Mesmo que existam fontes alternativas para esta informação, escreveram os cientistas, elas podem ser menos frequentes, ou de resolução mais baixa, ou limitadas a determinados horários do dia, todos fatores que determinam a utilidade dos dados.
Liz Moyer aborda de perto o estudo da atmosfera da Terra: voando instrumentos através dela, em jatos que viajam muito mais alto do que a maioria dos aviões pode atingir. “Entrei nisso porque é emocionante e é difícil chegar lá”, disse Moyer, que leciona na Universidade de Chicago. “É difícil construir instrumentos que funcionem lá, difícil fazer medições, difícil conseguir aeronaves que vão para lá.”
Será ainda mais difícil quando Aura se for, disse ela.
Os aviões podem coletar amostras da química da atmosfera diretamente, mas para compreender o quadro geral, os cientistas ainda precisam combinar as medições das aeronaves com as leituras dos satélites, disse o Dr. “Sem os satélites, estamos por aí tirando fotos sem contexto”, disse ela.
Grande parte da pesquisa do Dr. Moyer concentra-se nas nuvens finas e geladas que se formam a 15 a 20 quilômetros acima do solo, em uma das camadas mais misteriosas da atmosfera. Estas nuvens estão a ajudar a aquecer o planeta e os cientistas ainda estão a tentar descobrir como as alterações climáticas induzidas pelo homem as estão a influenciar.
“Parece que vamos parar de observar essa parte da atmosfera, exatamente no momento em que ela está mudando”, disse o Dr. Moyer.
O fim do Terra e do Aqua afetará a forma como monitorizamos outro fator importante do nosso clima: a quantidade de radiação solar que o planeta recebe, absorve e devolve ao espaço. O equilíbrio entre essas quantidades – ou, na verdade, o desequilíbrio – determina o quanto a Terra aquece ou esfria. E para entendê-lo, os cientistas contam com os instrumentos das Nuvens da NASA e do Sistema de Energia Radiante da Terra, ou CERES.
Neste momento, quatro satélites estão voando com instrumentos CERES: Terra, Aqua, além de dois mais novos que também estão chegando ao fim. No entanto, apenas uma substituição está em andamento. Sua expectativa de vida? Cinco anos.
“Nos próximos 10 anos, passaremos de quatro missões para uma, e a que resta já terá passado do seu auge”, disse Norman G. Loeb, o cientista da NASA que lidera o CERES. “Para mim, isso é realmente preocupante.”

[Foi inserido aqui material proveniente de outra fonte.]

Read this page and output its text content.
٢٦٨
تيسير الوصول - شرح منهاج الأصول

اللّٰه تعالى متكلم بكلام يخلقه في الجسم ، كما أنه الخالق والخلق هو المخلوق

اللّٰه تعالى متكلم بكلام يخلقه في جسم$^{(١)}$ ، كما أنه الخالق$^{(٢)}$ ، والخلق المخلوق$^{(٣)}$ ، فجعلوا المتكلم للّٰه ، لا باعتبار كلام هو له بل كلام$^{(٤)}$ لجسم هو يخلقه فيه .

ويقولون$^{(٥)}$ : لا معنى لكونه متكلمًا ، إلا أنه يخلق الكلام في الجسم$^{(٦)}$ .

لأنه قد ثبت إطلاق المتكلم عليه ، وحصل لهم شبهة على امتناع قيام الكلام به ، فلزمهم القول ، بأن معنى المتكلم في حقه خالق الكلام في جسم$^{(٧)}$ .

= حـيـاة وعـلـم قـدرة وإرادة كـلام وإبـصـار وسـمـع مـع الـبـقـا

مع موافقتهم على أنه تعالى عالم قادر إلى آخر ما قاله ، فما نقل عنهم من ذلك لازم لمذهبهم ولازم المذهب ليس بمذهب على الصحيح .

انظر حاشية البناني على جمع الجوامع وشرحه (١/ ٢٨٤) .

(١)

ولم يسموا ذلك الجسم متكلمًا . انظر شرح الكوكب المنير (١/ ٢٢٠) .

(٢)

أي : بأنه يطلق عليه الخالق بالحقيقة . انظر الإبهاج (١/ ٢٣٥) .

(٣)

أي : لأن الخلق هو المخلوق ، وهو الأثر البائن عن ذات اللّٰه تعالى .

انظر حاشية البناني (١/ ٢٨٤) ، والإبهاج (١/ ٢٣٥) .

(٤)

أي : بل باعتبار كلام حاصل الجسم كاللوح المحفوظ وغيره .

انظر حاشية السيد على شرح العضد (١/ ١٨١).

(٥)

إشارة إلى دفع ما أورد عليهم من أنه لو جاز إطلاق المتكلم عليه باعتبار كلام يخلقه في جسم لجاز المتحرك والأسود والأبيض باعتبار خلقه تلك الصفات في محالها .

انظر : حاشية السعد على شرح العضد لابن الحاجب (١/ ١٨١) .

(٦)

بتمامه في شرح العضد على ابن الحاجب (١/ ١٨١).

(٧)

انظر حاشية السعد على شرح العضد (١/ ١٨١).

Hoje em dia, com a ascensão da indústria espacial privada e a proliferação de satélites em torno da Terra, a NASA e outras agências estão a explorar uma abordagem diferente para manter os olhos no nosso planeta. O futuro pode estar em instrumentos menores e mais leves, que poderiam ser colocados em órbita de maneira mais barata e ágil do que Terra, Aqua e Aura eram em sua época.
A Administração Oceânica e Atmosférica Nacional está desenvolvendo uma frota desse tipo para monitorar o tempo e o clima. Dr. Loeb e outros da NASA estão trabalhando em um instrumento leve para continuar suas medições do balanço energético da Terra.
Mas para que essas tecnologias sejam úteis, disse Loeb, elas precisam começar a voar antes que os orbitadores de hoje apaguem.
“É necessário um bom e longo período de sobreposição para compreender as diferenças e resolver os problemas”, disse ele. “Caso contrário, será muito difícil ter confiança nestas medições, se não tivermos a oportunidade de comprová-las em relação às medições atuais.”
De certa forma, é um crédito para a NASA que Terra, Aqua e Aura tenham durado tanto, disseram os cientistas. “Através de uma combinação de excelente engenharia e muita sorte, já temos isso há 20 anos”, disse Waleed Abdalati, ex-cientista-chefe da NASA, agora na Universidade do Colorado em Boulder.
“Ficamos meio que fisgados por esses satélites. Somos vítimas do nosso próprio sucesso”, disse o Dr. Abdalati. “Eventualmente”, acrescentou ele, “a sorte acaba”.